Great article Jonathan. I loved reading this story.
Natalie’s quote was amazing:
“We want the Oregon bike to be like the Maine lobster or the California avocado. We want to make Portland the place to go if you want to buy a custom bike.”
So true.
Aaron:
Ironically, many of those “Maine Lobsters” over the years have come from Nova Scotia and New Brunswick 😉
The next level? Ask for a piece of the Obama Stimulus. You guys got a better chance than Tulsa, OK.
Trek has a distribution center in Ontario California to handle the incoming product from the Pacific Rim.
Maintaining their domestic manufacturing in Wisconsin makes sense since it is centrally located for the US market. The majority of their product isn’t manufactured domestically so this is not a huge logistics problem to ship the high end products world wide.
As for design that can be done anywhere.
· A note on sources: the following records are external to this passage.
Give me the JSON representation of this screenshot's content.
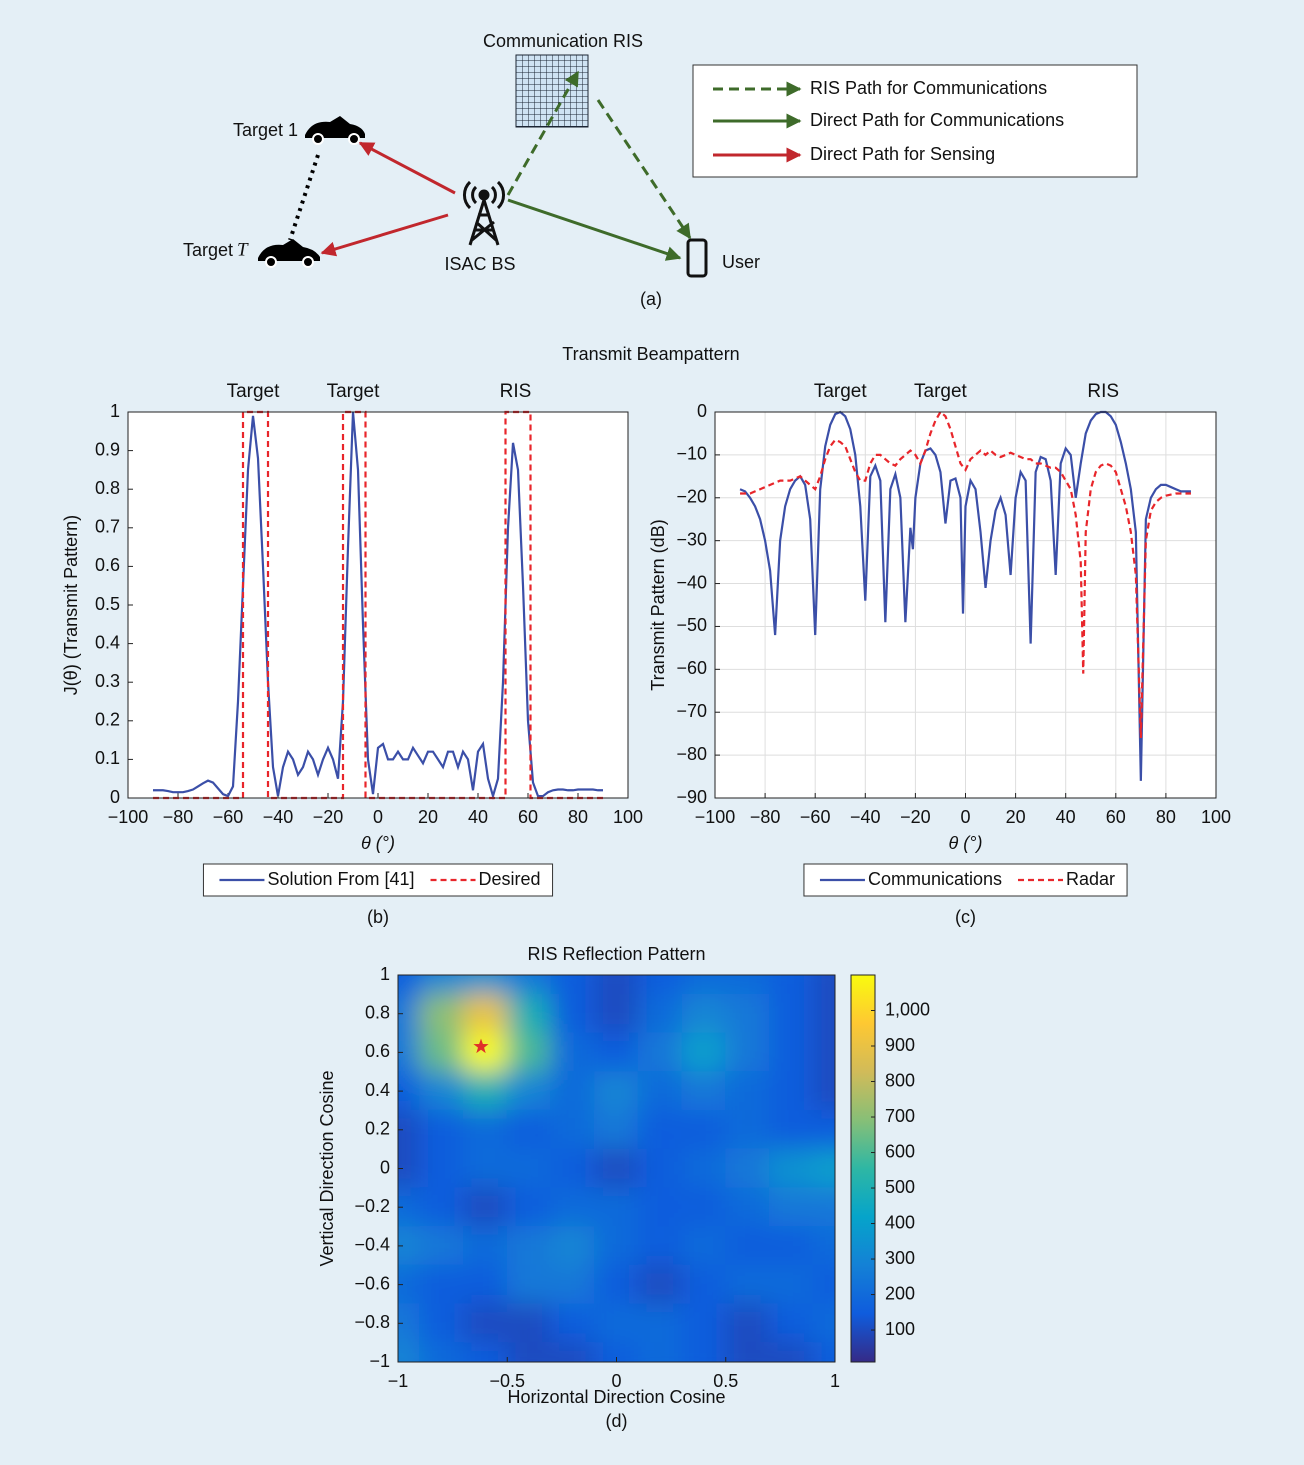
{
  "diagram": {
    "ris_label": "Communication RIS",
    "legend": [
      "RIS Path for Communications",
      "Direct Path for Communications",
      "Direct Path for Sensing"
    ],
    "target1": "Target 1",
    "target_t": "Target",
    "target_t_symbol": "T",
    "bs": "ISAC BS",
    "user": "User",
    "caption": "(a)"
  },
  "beampattern_title": "Transmit Beampattern",
  "chart_data": [
    {
      "type": "line",
      "caption": "(b)",
      "xlabel": "θ (°)",
      "ylabel": "J(θ) (Transmit Pattern)",
      "xlim": [
        -100,
        100
      ],
      "ylim": [
        0,
        1
      ],
      "xticks": [
        {
          "value": -100,
          "label": "−100"
        },
        {
          "value": -80,
          "label": "−80"
        },
        {
          "value": -60,
          "label": "−60"
        },
        {
          "value": -40,
          "label": "−40"
        },
        {
          "value": -20,
          "label": "−20"
        },
        0,
        20,
        40,
        60,
        80,
        100
      ],
      "yticks": [
        0,
        0.1,
        0.2,
        0.3,
        0.4,
        0.5,
        0.6,
        0.7,
        0.8,
        0.9,
        1
      ],
      "grid": false,
      "legend": "below",
      "annotations": [
        {
          "text": "Target",
          "x": -50
        },
        {
          "text": "Target",
          "x": -10
        },
        {
          "text": "RIS",
          "x": 55
        }
      ],
      "series": [
        {
          "name": "Solution From [41]",
          "color": "#3b4fa8",
          "line_style": "solid",
          "x": [
            -90,
            -88,
            -86,
            -84,
            -82,
            -80,
            -78,
            -76,
            -74,
            -72,
            -70,
            -68,
            -66,
            -64,
            -62,
            -60,
            -58,
            -56,
            -54,
            -52,
            -50,
            -48,
            -46,
            -44,
            -42,
            -40,
            -38,
            -36,
            -34,
            -32,
            -30,
            -28,
            -26,
            -24,
            -22,
            -20,
            -18,
            -16,
            -14,
            -12,
            -10,
            -8,
            -6,
            -4,
            -2,
            0,
            2,
            4,
            6,
            8,
            10,
            12,
            14,
            16,
            18,
            20,
            22,
            24,
            26,
            28,
            30,
            32,
            34,
            36,
            38,
            40,
            42,
            44,
            46,
            48,
            50,
            52,
            54,
            56,
            58,
            60,
            62,
            64,
            66,
            68,
            70,
            72,
            74,
            76,
            78,
            80,
            82,
            84,
            86,
            88,
            90
          ],
          "values": [
            0.02,
            0.02,
            0.02,
            0.018,
            0.015,
            0.015,
            0.015,
            0.018,
            0.022,
            0.03,
            0.038,
            0.045,
            0.04,
            0.025,
            0.01,
            0.005,
            0.03,
            0.25,
            0.55,
            0.85,
            0.99,
            0.88,
            0.6,
            0.3,
            0.08,
            0.005,
            0.08,
            0.12,
            0.1,
            0.06,
            0.08,
            0.12,
            0.1,
            0.06,
            0.1,
            0.13,
            0.1,
            0.05,
            0.25,
            0.65,
            1.0,
            0.85,
            0.45,
            0.1,
            0.01,
            0.13,
            0.14,
            0.1,
            0.1,
            0.12,
            0.1,
            0.1,
            0.13,
            0.11,
            0.09,
            0.12,
            0.12,
            0.1,
            0.08,
            0.12,
            0.12,
            0.08,
            0.12,
            0.1,
            0.02,
            0.12,
            0.14,
            0.05,
            0.005,
            0.05,
            0.3,
            0.7,
            0.92,
            0.85,
            0.55,
            0.2,
            0.04,
            0.005,
            0.005,
            0.015,
            0.02,
            0.022,
            0.022,
            0.02,
            0.02,
            0.022,
            0.022,
            0.022,
            0.022,
            0.02,
            0.02
          ]
        },
        {
          "name": "Desired",
          "color": "#e8262b",
          "line_style": "dashed",
          "x": [
            -90,
            -54,
            -54,
            -44,
            -44,
            -14,
            -14,
            -5,
            -5,
            51,
            51,
            61,
            61,
            90
          ],
          "values": [
            0,
            0,
            1,
            1,
            0,
            0,
            1,
            1,
            0,
            0,
            1,
            1,
            0,
            0
          ]
        }
      ]
    },
    {
      "type": "line",
      "caption": "(c)",
      "xlabel": "θ (°)",
      "ylabel": "Transmit Pattern (dB)",
      "xlim": [
        -100,
        100
      ],
      "ylim": [
        -90,
        0
      ],
      "xticks": [
        {
          "value": -100,
          "label": "−100"
        },
        {
          "value": -80,
          "label": "−80"
        },
        {
          "value": -60,
          "label": "−60"
        },
        {
          "value": -40,
          "label": "−40"
        },
        {
          "value": -20,
          "label": "−20"
        },
        0,
        20,
        40,
        60,
        80,
        100
      ],
      "yticks": [
        {
          "value": -90,
          "label": "−90"
        },
        {
          "value": -80,
          "label": "−80"
        },
        {
          "value": -70,
          "label": "−70"
        },
        {
          "value": -60,
          "label": "−60"
        },
        {
          "value": -50,
          "label": "−50"
        },
        {
          "value": -40,
          "label": "−40"
        },
        {
          "value": -30,
          "label": "−30"
        },
        {
          "value": -20,
          "label": "−20"
        },
        {
          "value": -10,
          "label": "−10"
        },
        0
      ],
      "grid": true,
      "legend": "below",
      "annotations": [
        {
          "text": "Target",
          "x": -50
        },
        {
          "text": "Target",
          "x": -10
        },
        {
          "text": "RIS",
          "x": 55
        }
      ],
      "series": [
        {
          "name": "Communications",
          "color": "#3b4fa8",
          "line_style": "solid",
          "x": [
            -90,
            -88,
            -86,
            -84,
            -82,
            -80,
            -78,
            -76,
            -74,
            -72,
            -70,
            -68,
            -66,
            -64,
            -62,
            -60,
            -58,
            -56,
            -54,
            -52,
            -50,
            -48,
            -46,
            -44,
            -42,
            -40,
            -38,
            -36,
            -34,
            -32,
            -30,
            -28,
            -26,
            -24,
            -22,
            -21,
            -20,
            -18,
            -16,
            -14,
            -12,
            -10,
            -8,
            -6,
            -4,
            -2,
            -1,
            0,
            2,
            4,
            6,
            8,
            10,
            12,
            14,
            16,
            18,
            20,
            22,
            24,
            26,
            28,
            30,
            32,
            34,
            36,
            38,
            40,
            42,
            44,
            46,
            48,
            50,
            52,
            54,
            56,
            58,
            60,
            62,
            64,
            66,
            68,
            70,
            72,
            74,
            76,
            78,
            80,
            82,
            84,
            86,
            88,
            90
          ],
          "values": [
            -18,
            -18.5,
            -20,
            -22,
            -25,
            -30,
            -37,
            -52,
            -30,
            -22,
            -18,
            -16,
            -15,
            -17,
            -25,
            -52,
            -18,
            -8,
            -3,
            -0.5,
            0,
            -1,
            -4,
            -10,
            -22,
            -44,
            -15,
            -12.5,
            -16,
            -49,
            -18,
            -14.5,
            -20,
            -49,
            -27,
            -32,
            -20,
            -12,
            -9,
            -8.5,
            -10,
            -14,
            -26,
            -16,
            -15.5,
            -20,
            -47,
            -22,
            -16,
            -18,
            -28,
            -41,
            -30,
            -23,
            -20,
            -24,
            -38,
            -20,
            -14,
            -16,
            -54,
            -14,
            -10.5,
            -11,
            -16,
            -38,
            -12,
            -8.5,
            -10,
            -20,
            -12,
            -5,
            -2,
            -0.5,
            0,
            0,
            -1,
            -3,
            -7,
            -12,
            -18,
            -28,
            -86,
            -25,
            -20,
            -18,
            -17,
            -17,
            -17.5,
            -18,
            -18.5,
            -18.5,
            -18.5
          ]
        },
        {
          "name": "Radar",
          "color": "#e8262b",
          "line_style": "dashed",
          "x": [
            -90,
            -86,
            -82,
            -78,
            -74,
            -70,
            -66,
            -64,
            -62,
            -60,
            -58,
            -56,
            -54,
            -52,
            -50,
            -48,
            -46,
            -44,
            -42,
            -40,
            -38,
            -36,
            -34,
            -32,
            -30,
            -28,
            -26,
            -24,
            -22,
            -20,
            -18,
            -16,
            -14,
            -12,
            -10,
            -8,
            -6,
            -4,
            -2,
            0,
            2,
            4,
            6,
            8,
            10,
            12,
            14,
            16,
            18,
            20,
            22,
            24,
            26,
            28,
            30,
            32,
            34,
            36,
            38,
            40,
            42,
            44,
            46,
            47,
            48,
            50,
            52,
            54,
            56,
            58,
            60,
            62,
            64,
            66,
            68,
            70,
            72,
            74,
            76,
            78,
            80,
            84,
            88,
            90
          ],
          "values": [
            -19,
            -19,
            -18,
            -17,
            -16,
            -16,
            -15,
            -16,
            -17,
            -18,
            -15,
            -11,
            -8,
            -6.5,
            -7,
            -8,
            -11,
            -14,
            -16,
            -16,
            -12,
            -10,
            -10,
            -11,
            -12,
            -12.5,
            -11,
            -10,
            -9,
            -10,
            -12,
            -9,
            -5,
            -2,
            0,
            -1,
            -4,
            -8,
            -12,
            -13.5,
            -11,
            -10,
            -9,
            -10,
            -9,
            -10,
            -10.5,
            -10,
            -9.5,
            -10,
            -10.5,
            -11,
            -11,
            -12,
            -12,
            -12.5,
            -13,
            -13,
            -14,
            -16,
            -18,
            -24,
            -35,
            -61,
            -28,
            -18,
            -14,
            -12.5,
            -12,
            -12.5,
            -14,
            -18,
            -22,
            -28,
            -38,
            -76,
            -30,
            -23,
            -21,
            -20,
            -19.5,
            -19,
            -19,
            -19
          ]
        }
      ]
    },
    {
      "type": "heatmap",
      "title": "RIS Reflection Pattern",
      "caption": "(d)",
      "xlabel": "Horizontal Direction Cosine",
      "ylabel": "Vertical Direction Cosine",
      "xlim": [
        -1,
        1
      ],
      "ylim": [
        -1,
        1
      ],
      "xticks": [
        {
          "value": -1,
          "label": "−1"
        },
        {
          "value": -0.5,
          "label": "−0.5"
        },
        0,
        0.5,
        1
      ],
      "yticks": [
        {
          "value": -1,
          "label": "−1"
        },
        {
          "value": -0.8,
          "label": "−0.8"
        },
        {
          "value": -0.6,
          "label": "−0.6"
        },
        {
          "value": -0.4,
          "label": "−0.4"
        },
        {
          "value": -0.2,
          "label": "−0.2"
        },
        0,
        0.2,
        0.4,
        0.6,
        0.8,
        1
      ],
      "x": [
        -1,
        -0.8,
        -0.6,
        -0.4,
        -0.2,
        0,
        0.2,
        0.4,
        0.6,
        0.8,
        1
      ],
      "y": [
        1,
        0.8,
        0.6,
        0.4,
        0.2,
        0,
        -0.2,
        -0.4,
        -0.6,
        -0.8,
        -1
      ],
      "z": [
        [
          150,
          300,
          350,
          250,
          150,
          100,
          150,
          200,
          200,
          150,
          100
        ],
        [
          250,
          700,
          900,
          500,
          150,
          100,
          200,
          300,
          250,
          150,
          100
        ],
        [
          250,
          650,
          1100,
          600,
          200,
          150,
          250,
          400,
          250,
          150,
          100
        ],
        [
          150,
          300,
          500,
          300,
          200,
          300,
          200,
          250,
          200,
          150,
          100
        ],
        [
          100,
          150,
          200,
          150,
          200,
          250,
          150,
          150,
          200,
          150,
          150
        ],
        [
          100,
          150,
          200,
          200,
          150,
          100,
          150,
          200,
          250,
          350,
          400
        ],
        [
          200,
          150,
          100,
          150,
          200,
          200,
          150,
          150,
          200,
          250,
          250
        ],
        [
          300,
          250,
          200,
          250,
          300,
          200,
          150,
          200,
          150,
          150,
          200
        ],
        [
          200,
          150,
          150,
          250,
          250,
          150,
          100,
          150,
          200,
          200,
          150
        ],
        [
          250,
          150,
          100,
          100,
          150,
          200,
          200,
          150,
          100,
          150,
          200
        ],
        [
          300,
          200,
          150,
          100,
          100,
          150,
          200,
          150,
          100,
          100,
          150
        ]
      ],
      "clim": [
        10,
        1100
      ],
      "cticks": [
        100,
        200,
        300,
        400,
        500,
        600,
        700,
        800,
        900,
        {
          "value": 1000,
          "label": "1,000"
        }
      ],
      "colormap": [
        "#352a87",
        "#0f5cdd",
        "#1481d6",
        "#06a4ca",
        "#2eb7a4",
        "#87bf77",
        "#d1bb59",
        "#fec832",
        "#f9fb0e"
      ],
      "marker": {
        "x": -0.62,
        "y": 0.63,
        "color": "#e0302a"
      }
    }
  ]
}
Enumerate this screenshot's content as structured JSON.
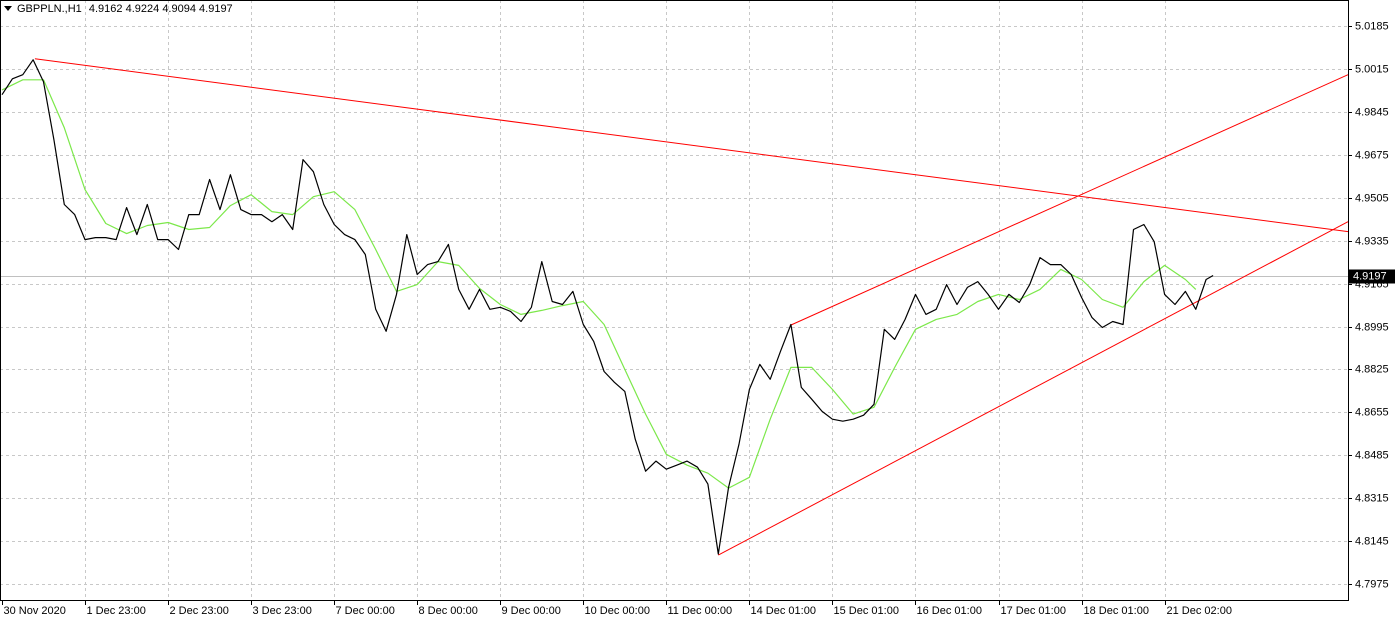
{
  "chart_data": {
    "type": "line",
    "symbol": "GBPPLN.,H1",
    "ohlc": [
      4.9162,
      4.9224,
      4.9094,
      4.9197
    ],
    "xlim": [
      0,
      389
    ],
    "ylim": [
      4.7912,
      5.0288
    ],
    "grid": true,
    "yticks": [
      5.0185,
      5.0015,
      4.9845,
      4.9675,
      4.9505,
      4.9335,
      4.9165,
      4.8995,
      4.8825,
      4.8655,
      4.8485,
      4.8315,
      4.8145,
      4.7975
    ],
    "xticks": [
      {
        "value": 0,
        "label": "30 Nov 2020"
      },
      {
        "value": 24,
        "label": "1 Dec 23:00"
      },
      {
        "value": 48,
        "label": "2 Dec 23:00"
      },
      {
        "value": 72,
        "label": "3 Dec 23:00"
      },
      {
        "value": 96,
        "label": "7 Dec 00:00"
      },
      {
        "value": 120,
        "label": "8 Dec 00:00"
      },
      {
        "value": 144,
        "label": "9 Dec 00:00"
      },
      {
        "value": 168,
        "label": "10 Dec 00:00"
      },
      {
        "value": 192,
        "label": "11 Dec 00:00"
      },
      {
        "value": 216,
        "label": "14 Dec 01:00"
      },
      {
        "value": 240,
        "label": "15 Dec 01:00"
      },
      {
        "value": 264,
        "label": "16 Dec 01:00"
      },
      {
        "value": 288,
        "label": "17 Dec 01:00"
      },
      {
        "value": 312,
        "label": "18 Dec 01:00"
      },
      {
        "value": 336,
        "label": "21 Dec 02:00"
      }
    ],
    "series": [
      {
        "color": "#000000",
        "x": [
          0,
          3,
          6,
          9,
          12,
          15,
          18,
          21,
          24,
          27,
          30,
          33,
          36,
          39,
          42,
          45,
          48,
          51,
          54,
          57,
          60,
          63,
          66,
          69,
          72,
          75,
          78,
          81,
          84,
          87,
          90,
          93,
          96,
          99,
          102,
          105,
          108,
          111,
          114,
          117,
          120,
          123,
          126,
          129,
          132,
          135,
          138,
          141,
          144,
          147,
          150,
          153,
          156,
          159,
          162,
          165,
          168,
          171,
          174,
          177,
          180,
          183,
          186,
          189,
          192,
          195,
          198,
          201,
          204,
          207,
          210,
          213,
          216,
          219,
          222,
          225,
          228,
          231,
          234,
          237,
          240,
          243,
          246,
          249,
          252,
          255,
          258,
          261,
          264,
          267,
          270,
          273,
          276,
          279,
          282,
          285,
          288,
          291,
          294,
          297,
          300,
          303,
          306,
          309,
          312,
          315,
          318,
          321,
          324,
          327,
          330,
          333,
          336,
          339,
          342,
          345,
          348,
          350
        ],
        "values": [
          4.9913,
          4.9976,
          4.9992,
          5.0051,
          4.9964,
          4.9735,
          4.9478,
          4.9438,
          4.9339,
          4.9347,
          4.9347,
          4.9339,
          4.9466,
          4.9359,
          4.9478,
          4.9339,
          4.9339,
          4.93,
          4.9438,
          4.9438,
          4.9577,
          4.9458,
          4.9596,
          4.9458,
          4.9438,
          4.9438,
          4.941,
          4.9438,
          4.9379,
          4.9656,
          4.9608,
          4.9478,
          4.9399,
          4.9359,
          4.9339,
          4.928,
          4.9063,
          4.8976,
          4.9122,
          4.9359,
          4.9201,
          4.924,
          4.9252,
          4.932,
          4.9142,
          4.9063,
          4.9142,
          4.9063,
          4.9071,
          4.9055,
          4.9015,
          4.9071,
          4.9252,
          4.9094,
          4.9082,
          4.9134,
          4.9003,
          4.8936,
          4.8817,
          4.8774,
          4.8738,
          4.8549,
          4.8422,
          4.8462,
          4.843,
          4.8446,
          4.8462,
          4.8438,
          4.8371,
          4.8094,
          4.8359,
          4.8529,
          4.8746,
          4.8845,
          4.8786,
          4.8897,
          4.9003,
          4.8754,
          4.8707,
          4.8659,
          4.8628,
          4.862,
          4.8628,
          4.8644,
          4.8687,
          4.8984,
          4.8944,
          4.9023,
          4.9122,
          4.9043,
          4.9063,
          4.9161,
          4.9082,
          4.915,
          4.9173,
          4.9122,
          4.9063,
          4.9122,
          4.909,
          4.9161,
          4.9268,
          4.924,
          4.924,
          4.9201,
          4.911,
          4.9031,
          4.8991,
          4.9015,
          4.9003,
          4.9379,
          4.9399,
          4.9331,
          4.9122,
          4.9082,
          4.9134,
          4.9063,
          4.9181,
          4.9197
        ]
      },
      {
        "color": "#7ce84a",
        "x": [
          0,
          6,
          12,
          18,
          24,
          30,
          36,
          42,
          48,
          54,
          60,
          66,
          72,
          78,
          84,
          90,
          96,
          102,
          108,
          114,
          120,
          126,
          132,
          138,
          144,
          150,
          156,
          162,
          168,
          174,
          180,
          186,
          192,
          198,
          204,
          210,
          216,
          222,
          228,
          234,
          240,
          246,
          252,
          258,
          264,
          270,
          276,
          282,
          288,
          294,
          300,
          306,
          312,
          318,
          324,
          330,
          336,
          342,
          345
        ],
        "values": [
          4.9932,
          4.9972,
          4.9972,
          4.9782,
          4.9537,
          4.9403,
          4.9363,
          4.9395,
          4.9407,
          4.9379,
          4.9387,
          4.9474,
          4.9517,
          4.945,
          4.9438,
          4.9509,
          4.9529,
          4.9458,
          4.93,
          4.9134,
          4.9161,
          4.9252,
          4.9237,
          4.9146,
          4.9082,
          4.9043,
          4.9059,
          4.9078,
          4.9094,
          4.9003,
          4.8825,
          4.8648,
          4.8489,
          4.8446,
          4.8414,
          4.8355,
          4.8398,
          4.8628,
          4.8833,
          4.8833,
          4.8746,
          4.8648,
          4.8675,
          4.8833,
          4.8984,
          4.9023,
          4.9043,
          4.9094,
          4.9122,
          4.9102,
          4.9142,
          4.9221,
          4.9181,
          4.9102,
          4.9071,
          4.9173,
          4.9237,
          4.9181,
          4.9142
        ]
      }
    ],
    "trendlines": [
      {
        "color": "#ff0000",
        "x": [
          9.5,
          389
        ],
        "values": [
          5.0055,
          4.9371
        ]
      },
      {
        "color": "#ff0000",
        "x": [
          227.7,
          389
        ],
        "values": [
          4.8999,
          4.9992
        ]
      },
      {
        "color": "#ff0000",
        "x": [
          207,
          389
        ],
        "values": [
          4.809,
          4.941
        ]
      }
    ]
  }
}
There’s no need with today’s technology to co-locate designers with manufacturing. Look at Specialized and Nike. Everything is designed domestically and manufactured overseas.
If Oregon and Portland has or is truly becoming a “brand” in the bike industry, it would be great to see our commercial embrace of that brand be vertical as well as horizontal (i.e. design more things and MAKE more things). Thus the impact on the local economy can be at all levels.
We have the designers and the craftsmen, why not have a new player (or players) in the bike industry that is fully Oregon based and bred? Or the expansion of an existing brand into new territory…e.g. a “general consumer line” of Vanilla bikes?
Beyond the jobs, the creation of opportunities for a wider variety of skills would concretely expand the role of the bike industry as a point of local pride: to a point where it can move it beyond marginal terms like “niche” and “fringe”.
Wouldn’t it be great to have the streets of Portland filled with bikes and accessories made in Oregon? (And yes I would settle or “Assembled in Oregon” at the outset, I can be somewhat pragmatic when needed)
Arguably, an expansion of the bike industry to include broader-based local manufacturing would also provide fuel for expanding bike infrastructure as means for showcasing and supporting a local industry.
Look a bit further north… there are some very successful mountain bike companies in the Pacific Northwest: Kona, Transition, Cove, Rocky, Evil, Corsair… ever wonder why they are in northern WA/BC and not in OR? We already manufacturer a ton of high end frames here in Portland (via SAPA) but why are there no MTB manufacturers based here (aside from King)? Limited availability of MTB trails? Why isn’t mountain biking popular here?
The next TREK?
Oregon’s cycling economy,which is substantial, is not waiting for the “next big thing.” I mean, come on!!- there’s over 2doz. listings in the “Bike Builders” column alone.
Check out this morning’s NY Times article entitled “A Surge in Bicyclists Appears to Be Waiting.” Is Oregon’s bicycle industry really doing that well?